Рядом с ним на полу рука молодого террориста скользнула по ковру к забытому пистолету. Ларсен отвинтил второй болт и уже открывал внутрь иллюминатор в медной рамке, когда Свобода приподнялся на предплечье, прополз, преодолевая боль, вокруг стола и выстрелил.

Звук выстрела в закрытом помещении раздался словно удар грома. Тор Ларсен откинулся назад, прислонился к стене возле открытого иллюминатора и посмотрел прежде всего на свою левую руку, а уж потом – на Свободу. Сидя на полу, украинец, не веря глазам, посмотрел на него.

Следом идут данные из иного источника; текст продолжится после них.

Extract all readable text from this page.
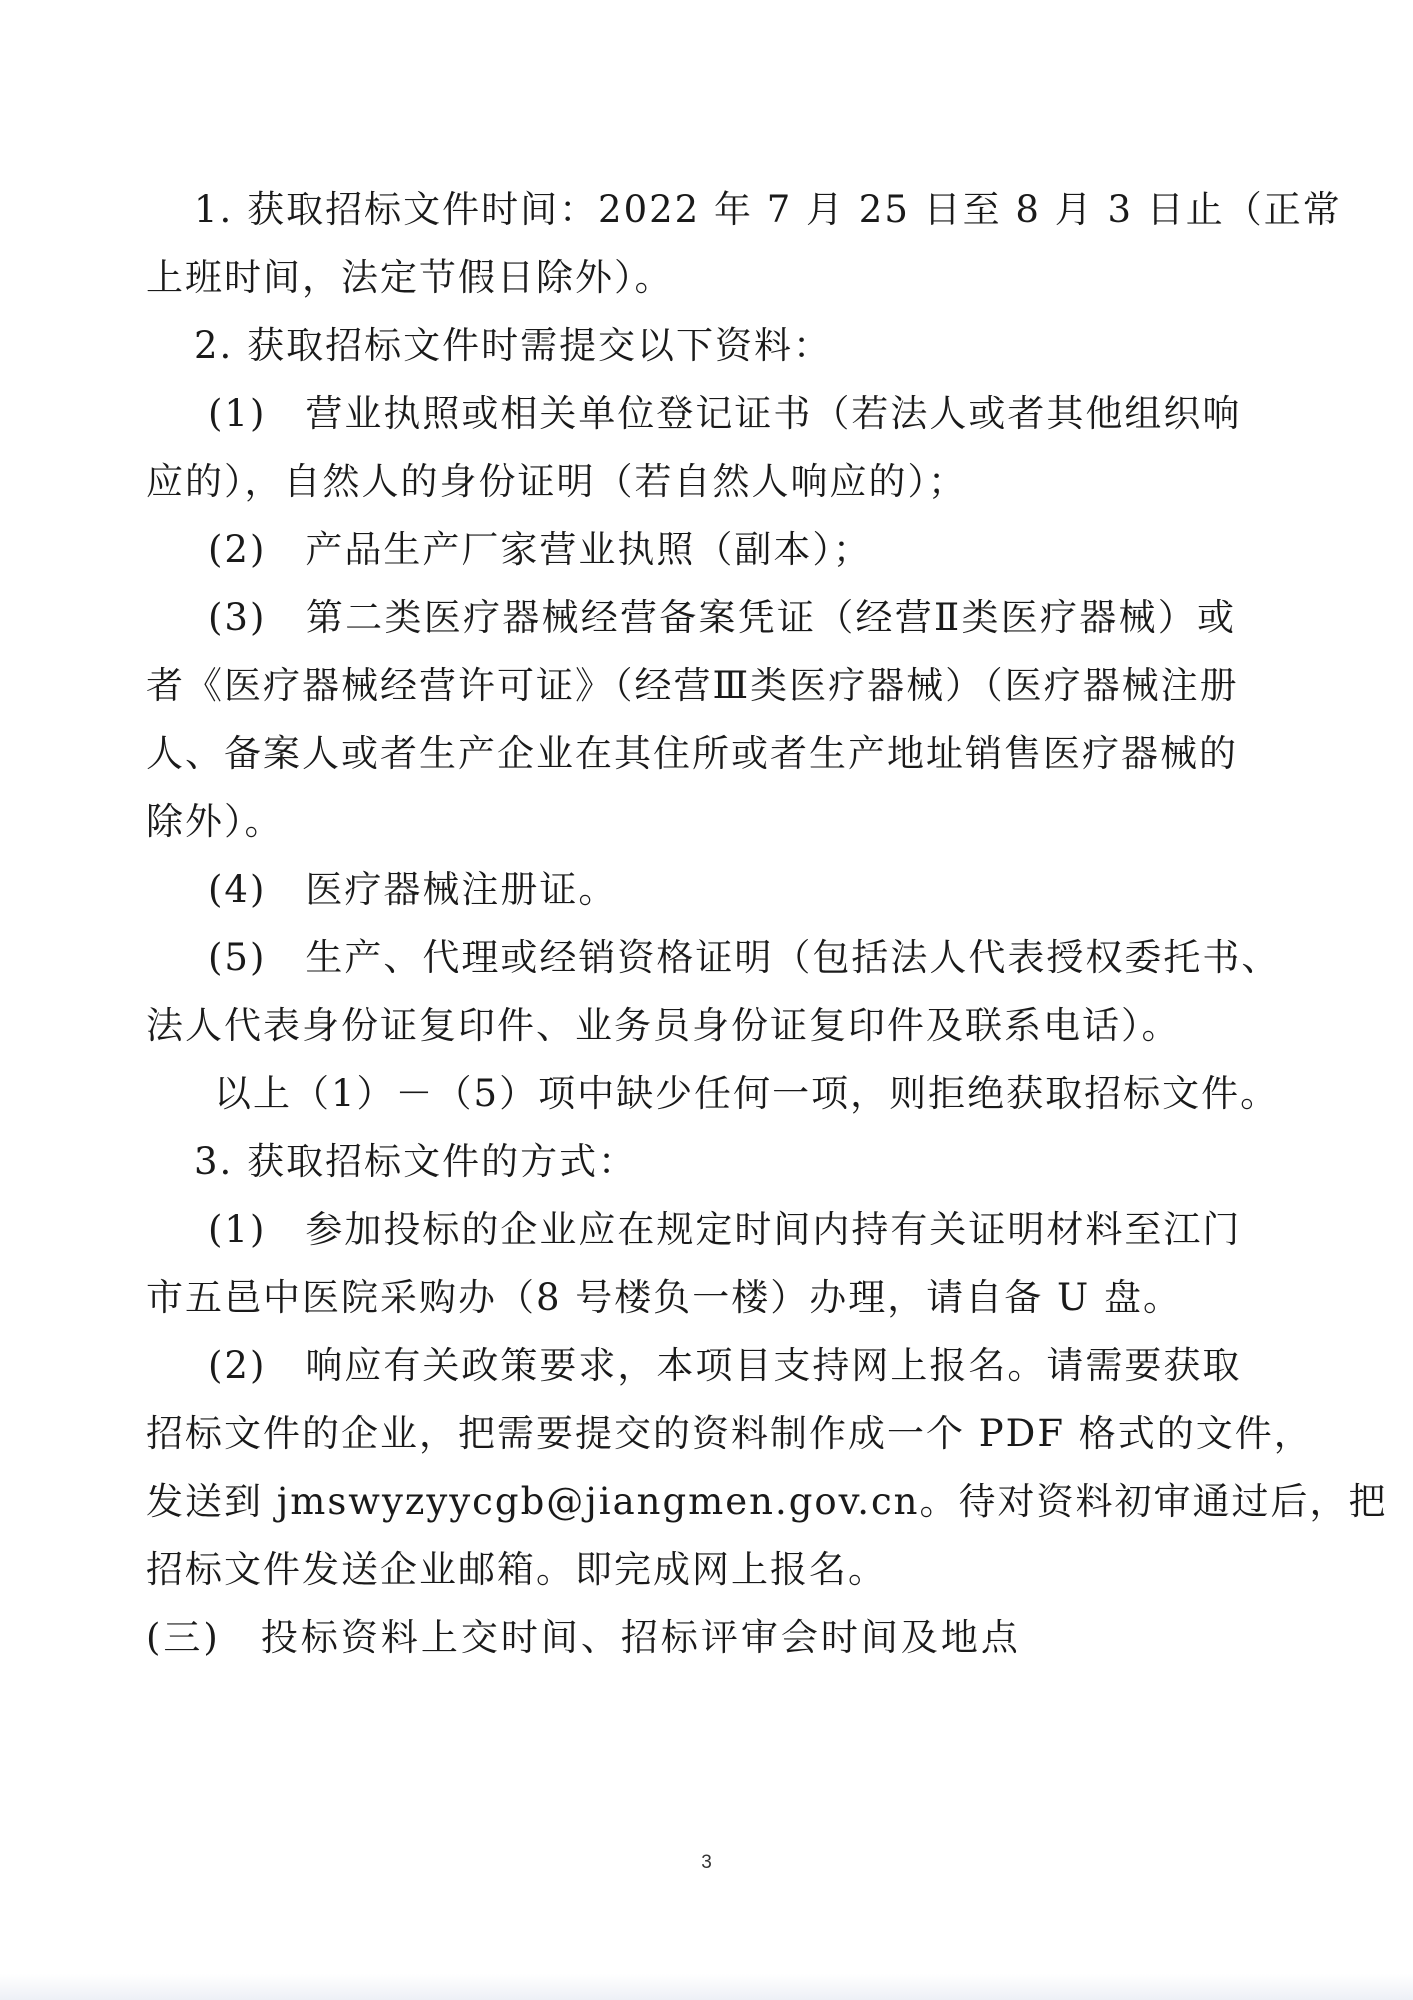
1. 获取招标文件时间：2022 年 7 月 25 日至 8 月 3 日止（正常
上班时间，法定节假日除外）。
2. 获取招标文件时需提交以下资料：
(1)　营业执照或相关单位登记证书（若法人或者其他组织响
应的），自然人的身份证明（若自然人响应的）；
(2)　产品生产厂家营业执照（副本）；
(3)　第二类医疗器械经营备案凭证（经营Ⅱ类医疗器械）或
者《医疗器械经营许可证》（经营Ⅲ类医疗器械）（医疗器械注册
人、备案人或者生产企业在其住所或者生产地址销售医疗器械的
除外）。
(4)　医疗器械注册证。
(5)　生产、代理或经销资格证明（包括法人代表授权委托书、
法人代表身份证复印件、业务员身份证复印件及联系电话）。
以上（1）－（5）项中缺少任何一项，则拒绝获取招标文件。
3. 获取招标文件的方式：
(1)　参加投标的企业应在规定时间内持有关证明材料至江门
市五邑中医院采购办（8 号楼负一楼）办理，请自备 U 盘。
(2)　响应有关政策要求，本项目支持网上报名。请需要获取
招标文件的企业，把需要提交的资料制作成一个 PDF 格式的文件，
发送到 jmswyzyycgb@jiangmen.gov.cn。待对资料初审通过后，把
招标文件发送企业邮箱。即完成网上报名。
(三)　投标资料上交时间、招标评审会时间及地点
3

Выстрел поразил норвежского капитана в ладонь левой руки – руки, которая держала генератор, вдавив осколки пластика и стекла в рану. В течение десяти секунд оба не дыша смотрели друг на друга, ожидая звуков серии грохочущих взрывов, которые будут означать конец «Фреи».

Но их не последовало: пуля в мягкой оболочке разбила детонатор на мельчайшие частицы, благодаря чему времени, чтобы сигнал достиг того пика частоты, который бы привел в действие детонаторы на бомбах, установленных под палубой, было недостаточно.

Украинец медленно поднялся на ноги, уцепившись для опоры за стол. Тор Ларсен смотрел на ровный поток крови, который пульсировал из его раздробленной руки и струйкой стекал на ковер. Затем он взглянул на тяжело дышавшего террориста.

– Я победил, господин Свобода. Я победил. Вы не можете уничтожить мой корабль и мою команду.

– Об этом знаете вы, капитан Ларсен, – сказал человек с пистолетом, – да я. Но они… – и он жестом указал на открытый иллюминатор и огни военных кораблей НАТО, качавшихся на волне в предрассветных сумерках, – …но они об этом не знают. Игра продолжается, а Мишкин и Лазарев все-таки прибудут в Израиль.

Глава 19

С 06.00 до 16.00

Тюрьма Моабит в Западном Берлине разделена на две части: более старая помнит еще период до второй мировой войны, но в шестидесятые и в начале семидесятых, когда банда Баадера-Майнхоф погрузила Германию в пучину террора, построили новую секцию. В ней были смонтированы суперсовременные системы безопасности: бетон и сталь, телевизионные сканеры, управляемые электроникой решетки и двери.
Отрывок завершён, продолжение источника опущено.